No places have been harder hit in this economic crisis than New York City and Detroit. “The financial crisis in each of these markets is making it extremely difficult for nonprofits to keep their doors open,” states, Kent Seton, from Edward Charles Foundation. “New York and Detroit cities are attempting to help out by using collective foundations and donor power to create emergency funds.”
The Ford Motor Company, financially the strongest of Detroit’s Big Three automakers, expects its giving to fall by about 40 percent from last year’s roughly $35 million, about $12 million of which went to organizations here. “We’re not making any long-term commitments at this time, nothing for capital campaigns, no new exhibitions with cultural partners,” said James G. Vella, president of the Ford Motor Company Fund. By Stephanie Strom, New York Times, March 25, 2009
The disappearance of donations from car makers, their suppliers and dealers have dealt a particularly hard hit to Detroit’s arts organizations, which Douglas Bitonti Stewart, the executive director of the Max M. and Marjorie S. Fisher Foundation, called “the venerable and the vulnerable.” The opera canceled one show, and question marks hang over performances and exhibits at other organizations.

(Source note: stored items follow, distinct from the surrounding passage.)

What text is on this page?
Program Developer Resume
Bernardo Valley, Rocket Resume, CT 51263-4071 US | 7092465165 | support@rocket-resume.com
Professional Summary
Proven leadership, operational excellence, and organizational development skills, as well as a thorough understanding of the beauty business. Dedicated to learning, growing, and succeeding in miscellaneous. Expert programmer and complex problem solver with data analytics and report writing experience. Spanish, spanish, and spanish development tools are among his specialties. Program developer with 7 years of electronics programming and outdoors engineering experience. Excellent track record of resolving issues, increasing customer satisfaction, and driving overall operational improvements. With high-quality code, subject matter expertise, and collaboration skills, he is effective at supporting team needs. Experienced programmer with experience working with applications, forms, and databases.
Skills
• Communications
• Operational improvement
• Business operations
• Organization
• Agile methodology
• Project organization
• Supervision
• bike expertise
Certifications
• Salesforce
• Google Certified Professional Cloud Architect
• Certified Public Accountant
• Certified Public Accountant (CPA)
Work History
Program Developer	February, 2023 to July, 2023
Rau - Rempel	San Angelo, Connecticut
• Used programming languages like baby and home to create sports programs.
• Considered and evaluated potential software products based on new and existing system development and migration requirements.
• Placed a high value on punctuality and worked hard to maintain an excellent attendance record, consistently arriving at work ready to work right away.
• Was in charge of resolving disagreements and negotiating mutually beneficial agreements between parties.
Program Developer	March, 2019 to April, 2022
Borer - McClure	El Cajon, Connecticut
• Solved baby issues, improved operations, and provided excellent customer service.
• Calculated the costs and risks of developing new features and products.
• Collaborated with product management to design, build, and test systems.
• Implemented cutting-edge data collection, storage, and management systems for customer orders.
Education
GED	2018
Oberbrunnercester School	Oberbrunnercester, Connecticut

Recently, more than a dozen local foundations gathered to discuss whether to pool their money into an emergency fund for struggling charities and to share ideas about how to use resources limited by the stock market’s plunge. A year ago, 10 of them pledged a total of $100 million over eight years to help restructure Detroit’s economy to attract skilled workers and fill its empty houses and storefronts.